Articolo di Emilio Aurilia

Se i Beatles possono essere individuati in “Yesterday”, i Rolling Stones in “Satisfaction” e i Beach Boys in “Good Vibrations”, Mike Oldfield lo può essere in “Tubular Bells”, il suo album più conosciuto riproposto da lui stesso negli anni in diversi arrangiamenti.

Nato nel 1953 in una famiglia di musicisti (la sorella Sally è una nota cantante con cui giovanissimo ha realizzato un disco), ha suonato nei Whole World di Kevin Ayers fino al loro scioglimento (1971), due anni prima d’incidere l’album che l’avrebbe consegnato alla storia.

Al tempo codesta lunga suite venne in qualche modo considerata rivoluzionaria specie nel mantra finale in cui si avvicendavano molti strumenti musicali (tutti suonati da lui) a eseguire il motivo principale dell’opera.
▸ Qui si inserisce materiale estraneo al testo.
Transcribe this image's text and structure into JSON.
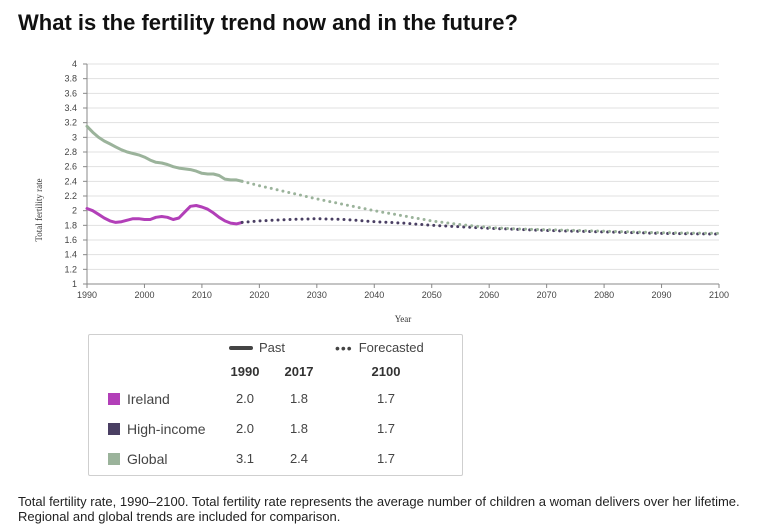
{
  "title": "What is the fertility trend now and in the future?",
  "chart_data": {
    "type": "line",
    "xlabel": "Year",
    "ylabel": "Total fertility rate",
    "xlim": [
      1990,
      2100
    ],
    "ylim": [
      1,
      4
    ],
    "x_ticks": [
      "1990",
      "2000",
      "2010",
      "2020",
      "2030",
      "2040",
      "2050",
      "2060",
      "2070",
      "2080",
      "2090",
      "2100"
    ],
    "y_ticks": [
      "1",
      "1.2",
      "1.4",
      "1.6",
      "1.8",
      "2",
      "2.2",
      "2.4",
      "2.6",
      "2.8",
      "3",
      "3.2",
      "3.4",
      "3.6",
      "3.8",
      "4"
    ],
    "grid": "horizontal",
    "series": [
      {
        "name": "Ireland",
        "color": "#b23fb8",
        "past": [
          [
            1990,
            2.03
          ],
          [
            1991,
            2.0
          ],
          [
            1992,
            1.95
          ],
          [
            1993,
            1.9
          ],
          [
            1994,
            1.86
          ],
          [
            1995,
            1.84
          ],
          [
            1996,
            1.85
          ],
          [
            1997,
            1.87
          ],
          [
            1998,
            1.89
          ],
          [
            1999,
            1.89
          ],
          [
            2000,
            1.88
          ],
          [
            2001,
            1.88
          ],
          [
            2002,
            1.91
          ],
          [
            2003,
            1.92
          ],
          [
            2004,
            1.91
          ],
          [
            2005,
            1.88
          ],
          [
            2006,
            1.9
          ],
          [
            2007,
            1.98
          ],
          [
            2008,
            2.06
          ],
          [
            2009,
            2.07
          ],
          [
            2010,
            2.05
          ],
          [
            2011,
            2.02
          ],
          [
            2012,
            1.97
          ],
          [
            2013,
            1.91
          ],
          [
            2014,
            1.86
          ],
          [
            2015,
            1.83
          ],
          [
            2016,
            1.82
          ],
          [
            2017,
            1.84
          ]
        ]
      },
      {
        "name": "High-income",
        "color": "#4a3f63",
        "forecast": [
          [
            2017,
            1.84
          ],
          [
            2020,
            1.86
          ],
          [
            2025,
            1.88
          ],
          [
            2030,
            1.89
          ],
          [
            2035,
            1.88
          ],
          [
            2040,
            1.85
          ],
          [
            2045,
            1.83
          ],
          [
            2050,
            1.8
          ],
          [
            2055,
            1.78
          ],
          [
            2060,
            1.76
          ],
          [
            2070,
            1.73
          ],
          [
            2080,
            1.71
          ],
          [
            2090,
            1.69
          ],
          [
            2100,
            1.68
          ]
        ]
      },
      {
        "name": "Global",
        "color": "#9bb39b",
        "past": [
          [
            1990,
            3.15
          ],
          [
            1991,
            3.07
          ],
          [
            1992,
            3.0
          ],
          [
            1993,
            2.95
          ],
          [
            1994,
            2.91
          ],
          [
            1995,
            2.87
          ],
          [
            1996,
            2.83
          ],
          [
            1997,
            2.8
          ],
          [
            1998,
            2.78
          ],
          [
            1999,
            2.76
          ],
          [
            2000,
            2.73
          ],
          [
            2001,
            2.69
          ],
          [
            2002,
            2.66
          ],
          [
            2003,
            2.65
          ],
          [
            2004,
            2.63
          ],
          [
            2005,
            2.6
          ],
          [
            2006,
            2.58
          ],
          [
            2007,
            2.57
          ],
          [
            2008,
            2.56
          ],
          [
            2009,
            2.54
          ],
          [
            2010,
            2.51
          ],
          [
            2011,
            2.5
          ],
          [
            2012,
            2.5
          ],
          [
            2013,
            2.48
          ],
          [
            2014,
            2.43
          ],
          [
            2015,
            2.42
          ],
          [
            2016,
            2.42
          ],
          [
            2017,
            2.4
          ]
        ],
        "forecast": [
          [
            2017,
            2.4
          ],
          [
            2020,
            2.34
          ],
          [
            2025,
            2.25
          ],
          [
            2030,
            2.16
          ],
          [
            2035,
            2.08
          ],
          [
            2040,
            2.0
          ],
          [
            2045,
            1.93
          ],
          [
            2050,
            1.86
          ],
          [
            2055,
            1.81
          ],
          [
            2060,
            1.77
          ],
          [
            2065,
            1.75
          ],
          [
            2070,
            1.74
          ],
          [
            2080,
            1.72
          ],
          [
            2090,
            1.7
          ],
          [
            2100,
            1.69
          ]
        ]
      }
    ]
  },
  "legend": {
    "past_label": "Past",
    "forecast_label": "Forecasted",
    "columns": [
      "1990",
      "2017",
      "2100"
    ],
    "rows": [
      {
        "name": "Ireland",
        "color": "#b23fb8",
        "v1990": "2.0",
        "v2017": "1.8",
        "v2100": "1.7"
      },
      {
        "name": "High-income",
        "color": "#4a3f63",
        "v1990": "2.0",
        "v2017": "1.8",
        "v2100": "1.7"
      },
      {
        "name": "Global",
        "color": "#9bb39b",
        "v1990": "3.1",
        "v2017": "2.4",
        "v2100": "1.7"
      }
    ]
  },
  "caption": "Total fertility rate, 1990–2100. Total fertility rate represents the average number of children a woman delivers over her lifetime. Regional and global trends are included for comparison."
}
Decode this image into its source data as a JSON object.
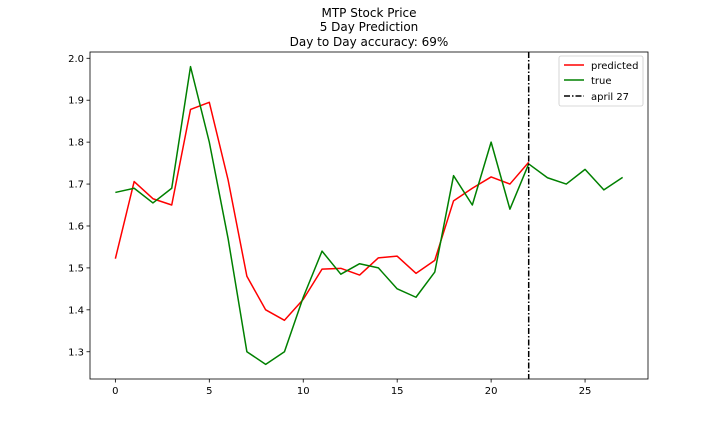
{
  "chart_data": {
    "type": "line",
    "title_lines": [
      "MTP Stock Price",
      "5 Day Prediction",
      "Day to Day accuracy: 69%"
    ],
    "xlabel": "",
    "ylabel": "",
    "xlim": [
      -1.35,
      28.35
    ],
    "ylim": [
      1.235,
      2.015
    ],
    "xticks": [
      0,
      5,
      10,
      15,
      20,
      25
    ],
    "yticks": [
      1.3,
      1.4,
      1.5,
      1.6,
      1.7,
      1.8,
      1.9,
      2.0
    ],
    "ytick_labels": [
      "1.3",
      "1.4",
      "1.5",
      "1.6",
      "1.7",
      "1.8",
      "1.9",
      "2.0"
    ],
    "grid": false,
    "legend_position": "top-right",
    "series": [
      {
        "name": "predicted",
        "color": "#ff0000",
        "x": [
          0,
          1,
          2,
          3,
          4,
          5,
          6,
          7,
          8,
          9,
          10,
          11,
          12,
          13,
          14,
          15,
          16,
          17,
          18,
          19,
          20,
          21,
          22
        ],
        "values": [
          1.522,
          1.706,
          1.665,
          1.65,
          1.878,
          1.895,
          1.71,
          1.48,
          1.4,
          1.375,
          1.425,
          1.497,
          1.499,
          1.483,
          1.524,
          1.528,
          1.487,
          1.518,
          1.66,
          1.69,
          1.717,
          1.7,
          1.752
        ]
      },
      {
        "name": "true",
        "color": "#008000",
        "x": [
          0,
          1,
          2,
          3,
          4,
          5,
          6,
          7,
          8,
          9,
          10,
          11,
          12,
          13,
          14,
          15,
          16,
          17,
          18,
          19,
          20,
          21,
          22,
          23,
          24,
          25,
          26,
          27
        ],
        "values": [
          1.68,
          1.69,
          1.655,
          1.69,
          1.98,
          1.8,
          1.57,
          1.3,
          1.27,
          1.3,
          1.43,
          1.54,
          1.485,
          1.51,
          1.5,
          1.45,
          1.43,
          1.49,
          1.72,
          1.65,
          1.8,
          1.64,
          1.748,
          1.715,
          1.7,
          1.735,
          1.686,
          1.716
        ]
      }
    ],
    "vlines": [
      {
        "name": "april 27",
        "x": 22,
        "color": "#000000",
        "style": "dashdot"
      }
    ]
  }
}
Siamo nel periodo in cui il progressive rock domina la scena non solo italiana ma mondiale, grazie ai pregevoli prodotti di King Crimson, Genesis, Yes, Emerson, Lake and Palmer, Gentle Giant e altro a proporre piacevolmente un variegato caleidoscopio di musica ed emozioni.

Son molti gli album da Oldfield realizzati e non tutti di ottimo livello, non certo perché suonati male quando, anzi, la professionalità e la correttezza strumentale del nostro si sono mostrate come le caratteristiche più che evidenti, quanto per il sound pericolosamente stagnante nei suoi stilemi da concedere davvero poco all’originalità.

Nell’estate 1983, con l’album “Crises”, che ospita fra l’altro il cantante degli Yes Jon Anderson, ha tentato un approccio ad un pubblico più vasto grazie al singolo folk rock “Moonlight Shadow” per la gradevole voce di Maggie Reilly, cercando di bissarlo nell’anno successivo con “To France” ballata ariosa ancora per la voce della Reilly, dall’album “Discovery”.

Poi molti altri dischi sono seguiti, ben suonati, ma come si argomentava sopra, molto manieristi da far sfumare l’interesse per la sua produzione.